Last week, I wrote about some of the features that exist in academia that make it difficult for academic work to translate into ‘real’ social change. I feel like the impression I gave is of a bunch of well-meaning privileged folks being really ‘concerned’ about social issues, and then moving on to other more pressing issues, like getting that next paper published. Which isn’t totally inaccurate I don’t think, but also is a bit harsher than is warranted. Academia is, after all, the place I have chosen to be for the past few years, and is one that I will certainly have quite a bit of contact with for the foreseeable future, so it’s not like I don’t see any ways that it can contribute positively to social change work.
The primary way that it does this is creating new tools and new vocabularies to both identify and address social phenomena that can then be acted on. I am mostly copying this idea from my friend who raised this in response to the youngist article I linked to last time, but there is something to be said about academia’s ability to generate a language to both frame and understand the issues that activists and policymakers and organizers are working with and the challenges they’re facing. For instance, the notion of intersectionality – that oppressions and privileges are interlinked and struggles against one form of oppression cannot happen in isolation from others – is originally an academic idea coming out of black feminist critique, and is now one that has been taken on by various movements and activist groups as a really useful way to guide their work and emphasize the need for solidarity across groups and movements.
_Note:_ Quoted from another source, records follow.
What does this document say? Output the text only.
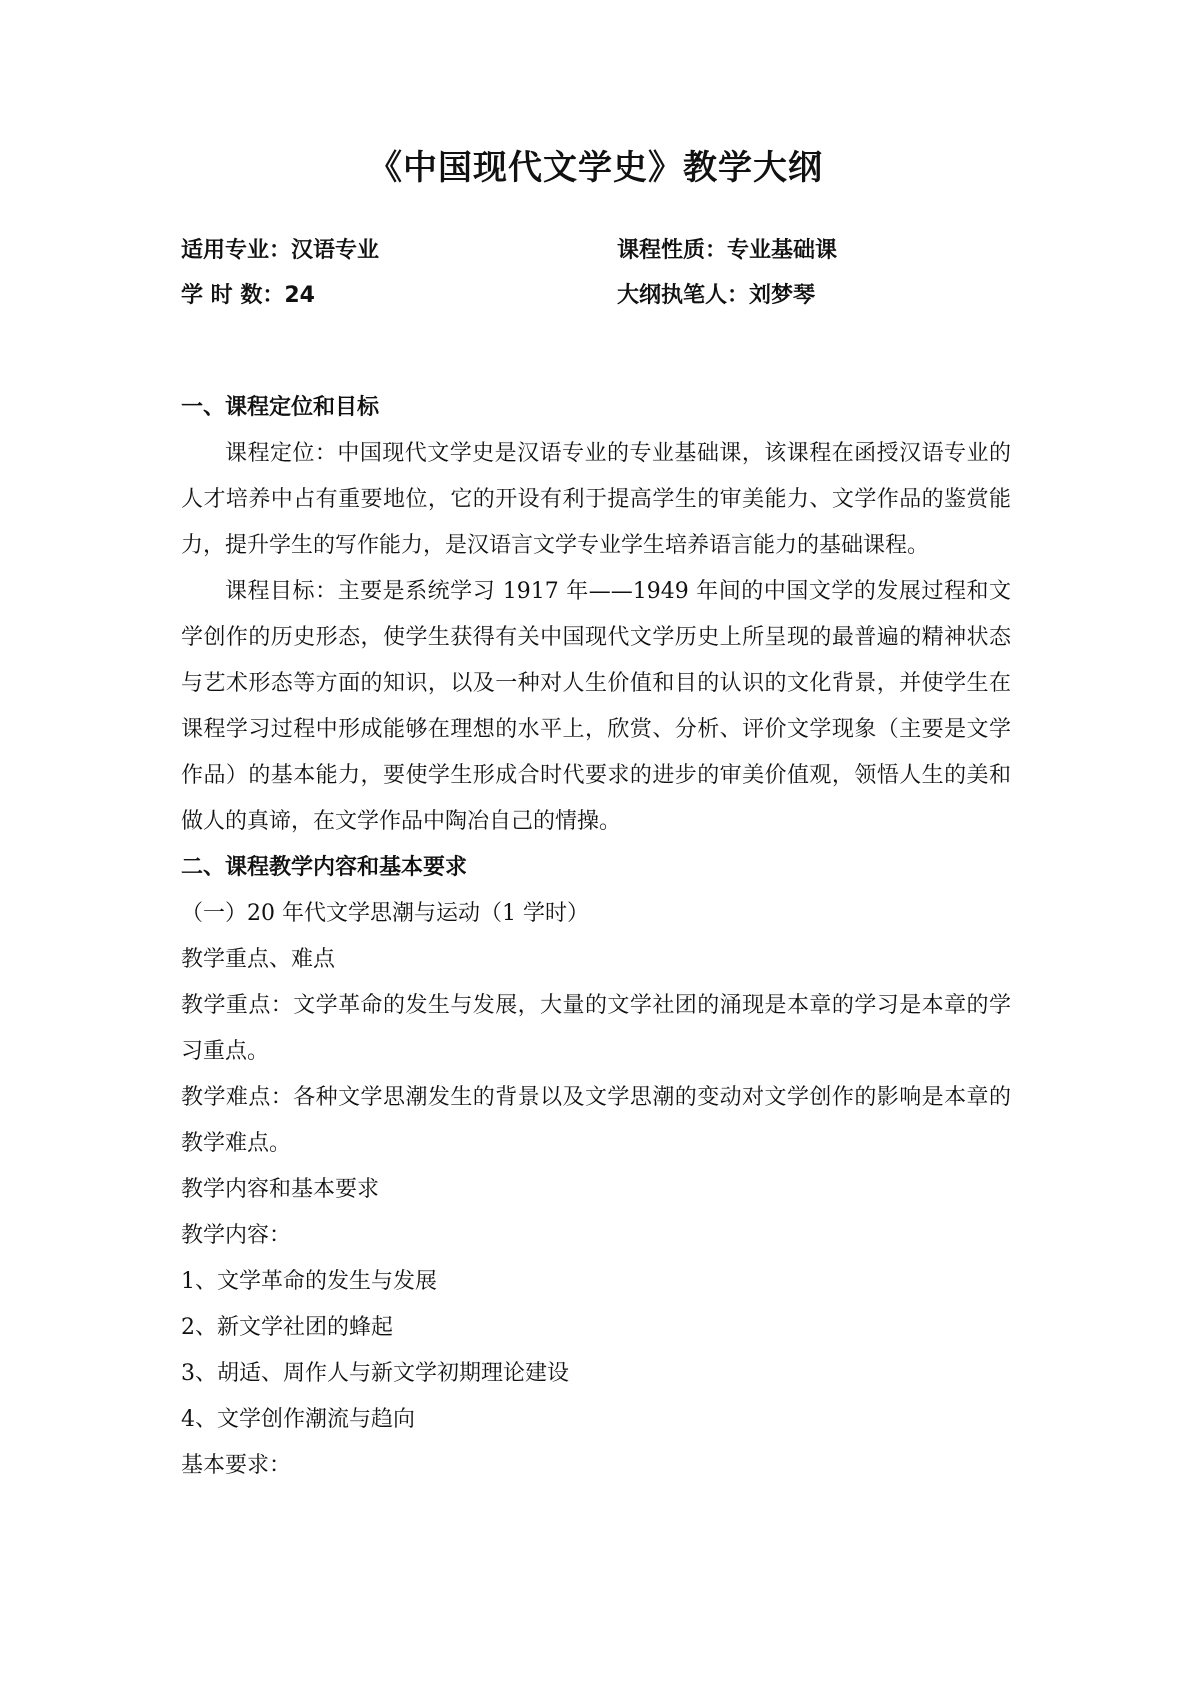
《中国现代文学史》教学大纲
适用专业：汉语专业	课程性质：专业基础课
学 时 数：24	大纲执笔人：刘梦琴

一、课程定位和目标

课程定位：中国现代文学史是汉语专业的专业基础课，该课程在函授汉语专业的人才培养中占有重要地位，它的开设有利于提高学生的审美能力、文学作品的鉴赏能力，提升学生的写作能力，是汉语言文学专业学生培养语言能力的基础课程。

课程目标：主要是系统学习 1917 年——1949 年间的中国文学的发展过程和文学创作的历史形态，使学生获得有关中国现代文学历史上所呈现的最普遍的精神状态与艺术形态等方面的知识，以及一种对人生价值和目的认识的文化背景，并使学生在课程学习过程中形成能够在理想的水平上，欣赏、分析、评价文学现象（主要是文学作品）的基本能力，要使学生形成合时代要求的进步的审美价值观，领悟人生的美和做人的真谛，在文学作品中陶冶自己的情操。

二、课程教学内容和基本要求

（一）20 年代文学思潮与运动（1 学时）

教学重点、难点

教学重点：文学革命的发生与发展，大量的文学社团的涌现是本章的学习是本章的学习重点。

教学难点：各种文学思潮发生的背景以及文学思潮的变动对文学创作的影响是本章的教学难点。

教学内容和基本要求

教学内容：

1、文学革命的发生与发展

2、新文学社团的蜂起

3、胡适、周作人与新文学初期理论建设

4、文学创作潮流与趋向

基本要求：
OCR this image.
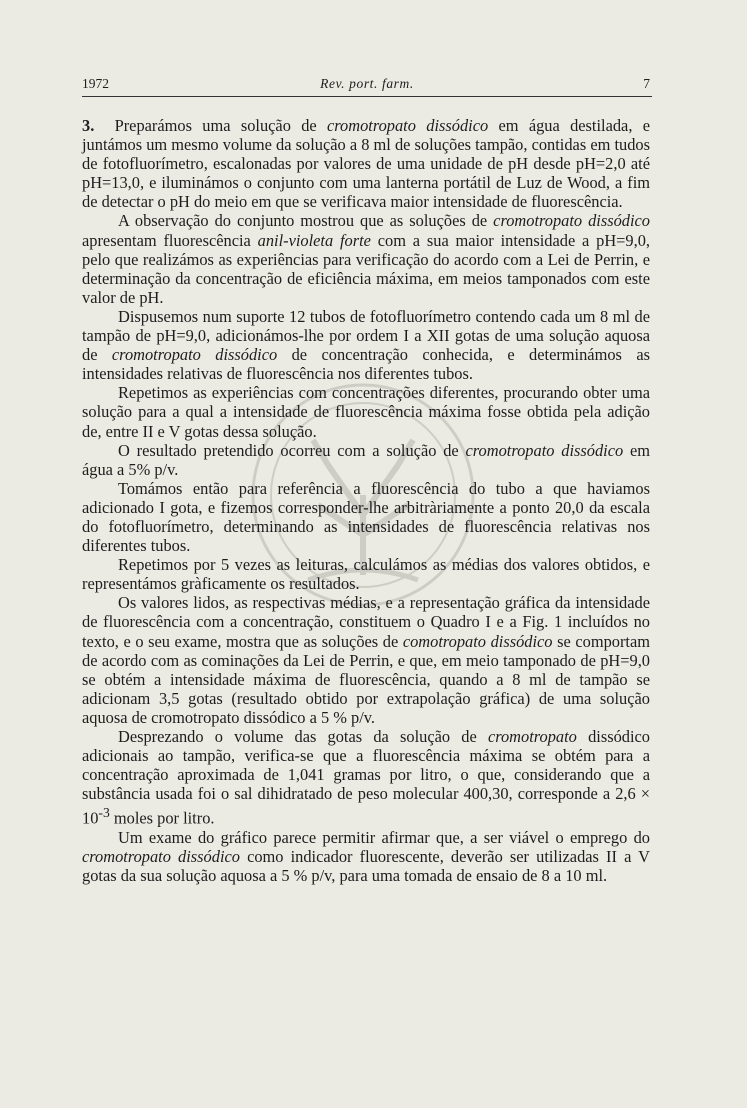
1972	Rev. port. farm.	7

3. Preparámos uma solução de cromotropato dissódico em água destilada, e juntámos um mesmo volume da solução a 8 ml de soluções tampão, contidas em tudos de fotofluorímetro, escalonadas por valores de uma unidade de pH desde pH=2,0 até pH=13,0, e iluminámos o conjunto com uma lanterna portátil de Luz de Wood, a fim de detectar o pH do meio em que se verificava maior intensidade de fluorescência.

A observação do conjunto mostrou que as soluções de cromotropato dissódico apresentam fluorescência anil-violeta forte com a sua maior intensidade a pH=9,0, pelo que realizámos as experiências para verificação do acordo com a Lei de Perrin, e determinação da concentração de eficiência máxima, em meios tamponados com este valor de pH.

Dispusemos num suporte 12 tubos de fotofluorímetro contendo cada um 8 ml de tampão de pH=9,0, adicionámos-lhe por ordem I a XII gotas de uma solução aquosa de cromotropato dissódico de concentração conhecida, e determinámos as intensidades relativas de fluorescência nos diferentes tubos.

Repetimos as experiências com concentrações diferentes, procurando obter uma solução para a qual a intensidade de fluorescência máxima fosse obtida pela adição de, entre II e V gotas dessa solução.

O resultado pretendido ocorreu com a solução de cromotropato dissódico em água a 5% p/v.

Tomámos então para referência a fluorescência do tubo a que haviamos adicionado I gota, e fizemos corresponder-lhe arbitràriamente a ponto 20,0 da escala do fotofluorímetro, determinando as intensidades de fluorescência relativas nos diferentes tubos.

Repetimos por 5 vezes as leituras, calculámos as médias dos valores obtidos, e representámos gràficamente os resultados.

Os valores lidos, as respectivas médias, e a representação gráfica da intensidade de fluorescência com a concentração, constituem o Quadro I e a Fig. 1 incluídos no texto, e o seu exame, mostra que as soluções de comotropato dissódico se comportam de acordo com as cominações da Lei de Perrin, e que, em meio tamponado de pH=9,0 se obtém a intensidade máxima de fluorescência, quando a 8 ml de tampão se adicionam 3,5 gotas (resultado obtido por extrapolação gráfica) de uma solução aquosa de cromotropato dissódico a 5 % p/v.

Desprezando o volume das gotas da solução de cromotropato dissódico adicionais ao tampão, verifica-se que a fluorescência máxima se obtém para a concentração aproximada de 1,041 gramas por litro, o que, considerando que a substância usada foi o sal dihidratado de peso molecular 400,30, corresponde a $2,6 \times 10^{-3}$ moles por litro.

Um exame do gráfico parece permitir afirmar que, a ser viável o emprego do cromotropato dissódico como indicador fluorescente, deverão ser utilizadas II a V gotas da sua solução aquosa a 5 % p/v, para uma tomada de ensaio de 8 a 10 ml.
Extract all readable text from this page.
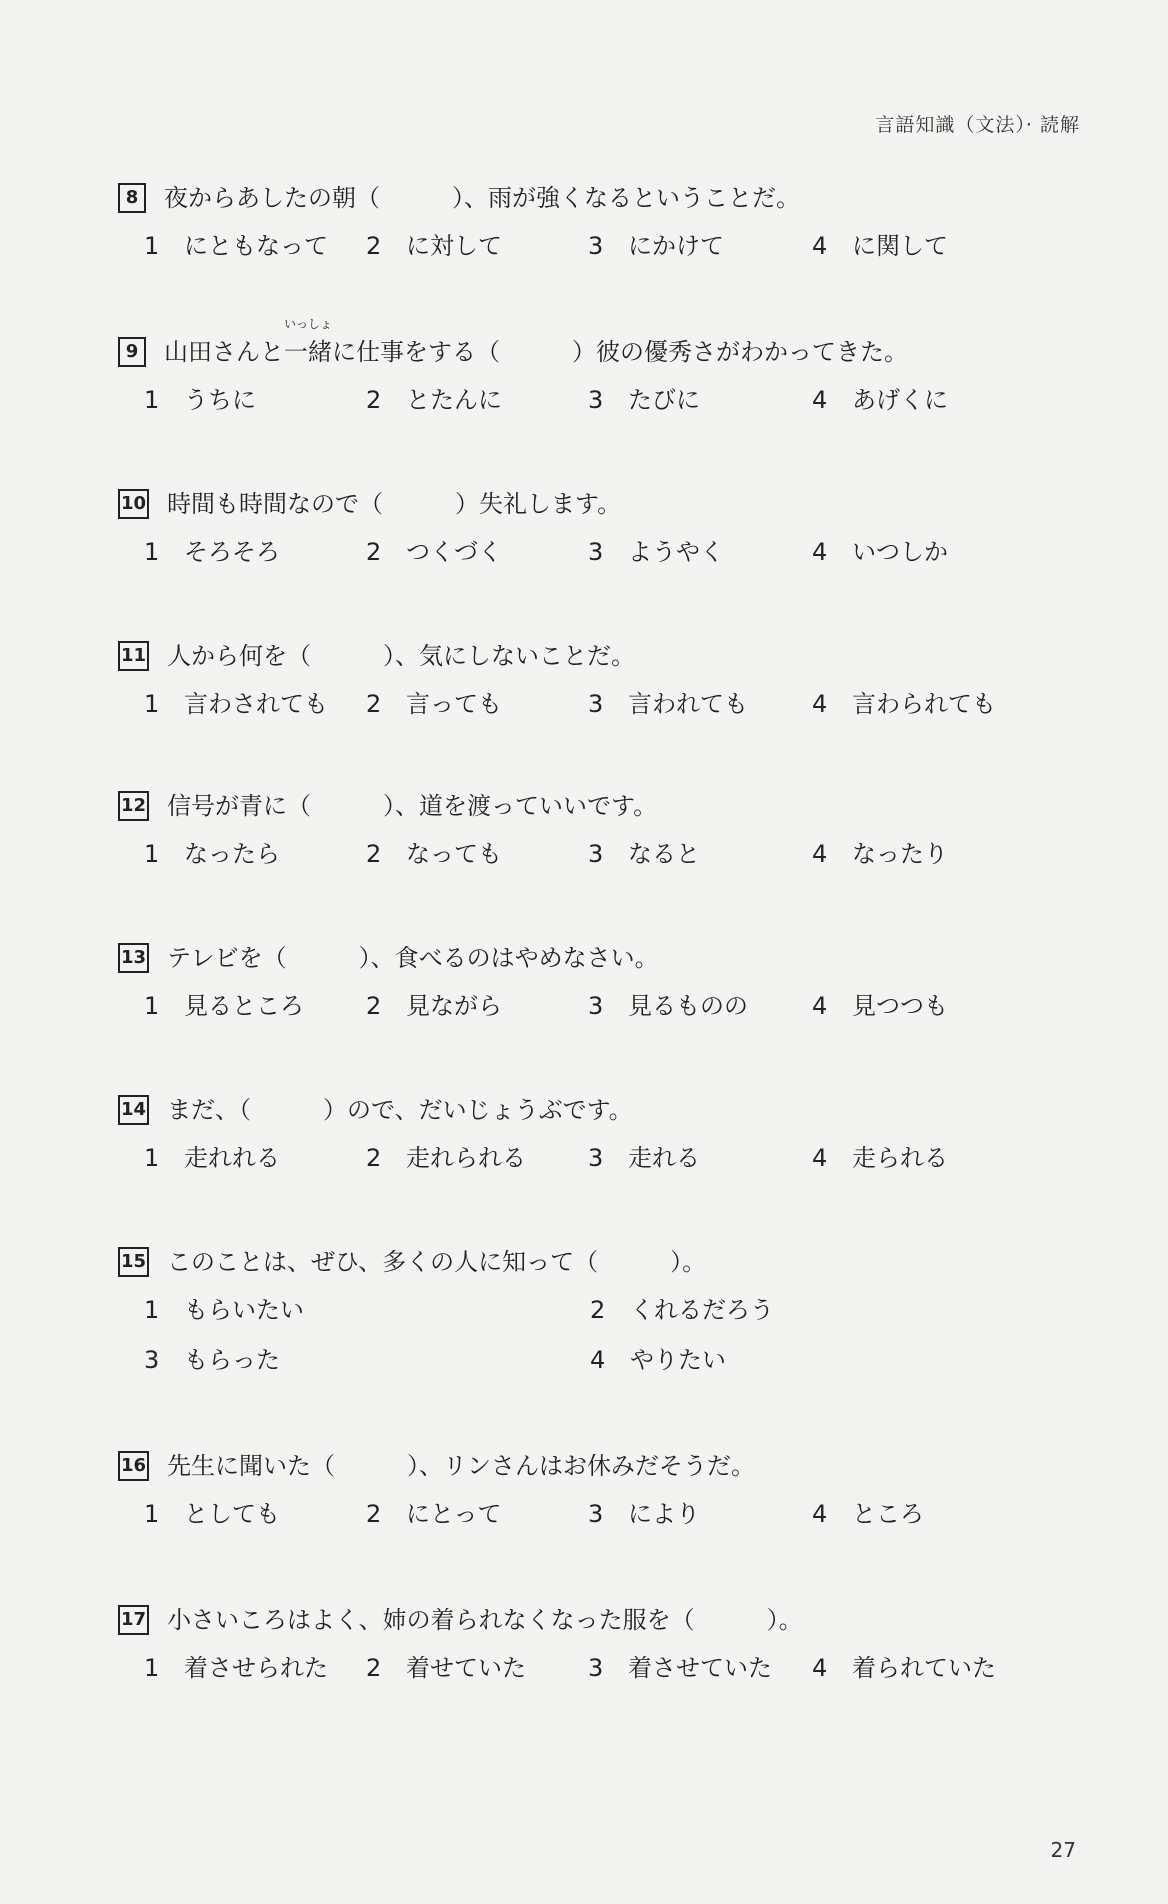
言語知識（文法）· 読解
8	夜からあしたの朝（　　　）、雨が強くなるということだ。
1 にともなって	2 に対して	3 にかけて	4 に関して
9	山田さんと
いっしょ
一緒 に仕事をする（　　　）彼の優秀さがわかってきた。
1 うちに	2 とたんに	3 たびに	4 あげくに
10 時間も時間なので（　　　）失礼します。
1 そろそろ	2 つくづく	3 ようやく	4 いつしか
11 人から何を（　　　）、気にしないことだ。
1 言わされても	2 言っても	3 言われても	4 言わられても
12 信号が青に（　　　）、道を渡っていいです。
1 なったら	2 なっても	3 なると	4 なったり
13 テレビを（　　　）、食べるのはやめなさい。
1 見るところ	2 見ながら	3 見るものの	4 見つつも
14 まだ、（　　　）ので、だいじょうぶです。
1 走れれる	2 走れられる	3 走れる	4 走られる
15 このことは、ぜひ、多くの人に知って（　　　）。
1 もらいたい	2 くれるだろう
3 もらった	4 やりたい
16 先生に聞いた（　　　）、リンさんはお休みだそうだ。
1 としても	2 にとって	3 により	4 ところ
17 小さいころはよく、姉の着られなくなった服を（　　　）。
1 着させられた	2 着せていた	3 着させていた	4 着られていた
27
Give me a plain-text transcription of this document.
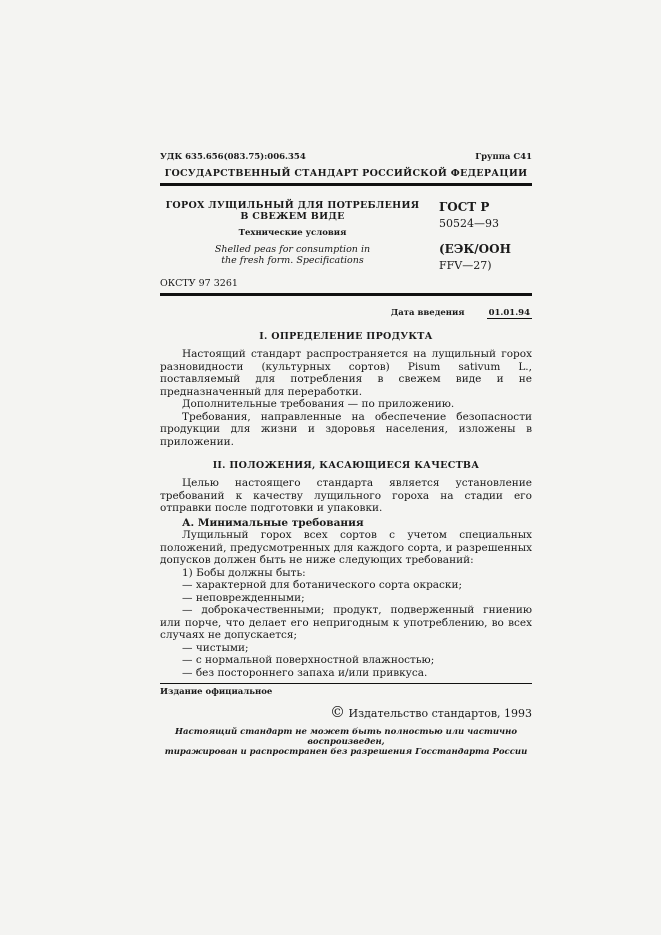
УДК 635.656(083.75):006.354	Группа С41
ГОСУДАРСТВЕННЫЙ СТАНДАРТ РОССИЙСКОЙ ФЕДЕРАЦИИ
ГОРОХ ЛУЩИЛЬНЫЙ ДЛЯ ПОТРЕБЛЕНИЯ
В СВЕЖЕМ ВИДЕ
Технические условия
Shelled peas for consumption in
the fresh form. Specifications
ГОСТ Р
50524—93
(ЕЭК/ООН
FFV—27)
ОКСТУ 97 3261
Дата введения	01.01.94
I. ОПРЕДЕЛЕНИЕ ПРОДУКТА

Настоящий стандарт распространяется на лущильный горох разновидности (культурных сортов) Pisum sativum L., поставляемый для потребления в свежем виде и не предназначенный для переработки.

Дополнительные требования — по приложению.

Требования, направленные на обеспечение безопасности продукции для жизни и здоровья населения, изложены в приложении.

II. ПОЛОЖЕНИЯ, КАСАЮЩИЕСЯ КАЧЕСТВА

Целью настоящего стандарта является установление требований к качеству лущильного гороха на стадии его отправки после подготовки и упаковки.

А. Минимальные требования

Лущильный горох всех сортов с учетом специальных положений, предусмотренных для каждого сорта, и разрешенных допусков должен быть не ниже следующих требований:

1) Бобы должны быть:

— характерной для ботанического сорта окраски;

— неповрежденными;

— доброкачественными; продукт, подверженный гниению или порче, что делает его непригодным к употреблению, во всех случаях не допускается;

— чистыми;

— с нормальной поверхностной влажностью;

— без постороннего запаха и/или привкуса.

Издание официальное
© Издательство стандартов, 1993
Настоящий стандарт не может быть полностью или частично воспроизведен,
тиражирован и распространен без разрешения Госстандарта России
Of course, without the articulation of this idea coming from academic theory, it’s totally possible that the notion of intersectionality would have still existed and been used, but there is something to be said about having a particular vocabulary that can be shared across groups and easily communicated, and I think academia does allow that to happen.
Similarly, and this speaks to my specific experience in the program I’m in, I think academia has the power to develop tools that can be used to inform social change work. My current degree is in a program that focuses on how social programs and policy can be developed and evaluated in a thoughtful and rigorous way. At its core I think that is a beneficial thing: these tools provide one tangible way of saying what works and what doesn’t, and how best to proceed with social change work. The limitations of these tools are many and varied, and it does become problematic when these are considered the only way of evaluating effectiveness and value (it is much harder, for instance, for these tools to actually capture the lived experiences of people in communities where these changes are happening, though there has recently been more of a focus on this as well), but I think the presence of these tools is in itself a useful thing.
Finally, I think academia can be valuable in acting as a space for people who want to be engaged in this work to come together. There aren’t many spaces that I know of in which different people with highly specialized skills and knowledge sets can come together for extended periods of time and collaborate, and I think one of the greatest privileges that comes with being in academia is that it provides space for that to happen. This space is of course not neutral, in that it is exclusionary to many, and what I was trying to get at last week is that it is sometimes too easy for ideas to fill up those spaces and stay there, but for people who want to find ways to be engaged in social justice or social change and just don’t quite know how to go about doing it, starting in academia is not a terrible option. It can bring you in touch with ideas and with tools to make that change, and most importantly can be used to build networks across people who share in that motivation. The main thing is of course being mindful of who is being invited into that space in the first place, and making sure that positive things that are produced in it are taken out and used for the purposes they were ostensibly created for.